Privacy note: MedRec 2.0 is designed for medication orders, not identifying information. Avoid entering names, dates of birth, medical record numbers, addresses, phone numbers, Social Security numbers, or other personal identifiers.

MedRec is free to use, requires no login or account, does not request patient identifiers, and does not store medication lists.

FAQ

Can I use MedRec 2.0 for my own medication list?

Yes. You can type, dictate, or paste medication text copied from a phone text scan/OCR feature. Keep a reviewed list as your personal reference list, then compare new lists against it later.

What is a personal medication source of truth?

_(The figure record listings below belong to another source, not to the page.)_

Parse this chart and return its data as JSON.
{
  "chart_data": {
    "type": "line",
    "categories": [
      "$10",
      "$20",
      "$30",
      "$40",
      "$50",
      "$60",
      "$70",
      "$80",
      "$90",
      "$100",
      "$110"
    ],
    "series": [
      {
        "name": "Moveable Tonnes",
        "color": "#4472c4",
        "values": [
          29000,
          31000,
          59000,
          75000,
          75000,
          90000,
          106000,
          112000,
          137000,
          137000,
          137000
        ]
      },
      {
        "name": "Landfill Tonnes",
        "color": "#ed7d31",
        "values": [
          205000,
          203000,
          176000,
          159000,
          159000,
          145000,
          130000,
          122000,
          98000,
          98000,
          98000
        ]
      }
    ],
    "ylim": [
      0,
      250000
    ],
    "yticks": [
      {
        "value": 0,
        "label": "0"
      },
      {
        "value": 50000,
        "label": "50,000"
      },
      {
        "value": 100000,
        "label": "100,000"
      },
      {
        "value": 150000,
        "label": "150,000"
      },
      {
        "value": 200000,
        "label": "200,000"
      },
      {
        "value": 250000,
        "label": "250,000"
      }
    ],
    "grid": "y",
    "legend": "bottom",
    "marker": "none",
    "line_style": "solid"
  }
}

It is the medication list you believe is most accurate after reviewing it with your care team. You can save or print that list and compare future lists against it.

What should I do if MedRec 2.0 finds a difference?

Do not stop, start, or change a medication based only on the tool. Use the result as a checklist for questions to review with your prescriber, pharmacist, nurse, or care team.

What makes a medication order complete?

For medication list comparison, a complete medication order should include the medication name, dose or amount, route, frequency or schedule, and indication or purpose when available. If any core part is missing or unclear, mark it as a question and review it with a prescriber, pharmacist, nurse, or care team before using it as your personal medication source of truth.

Can I print or save my medication comparison?

Yes. After reviewing the comparison, you can print the results or export them as a PDF if you want a copy for your records or to bring to an appointment.

Can I use a photo of a medication list?

Photo upload is currently disabled. You can use your phone's built-in text scan/OCR feature to copy medication text from a photo or paper list, then paste the medication orders into MedRec 2.0.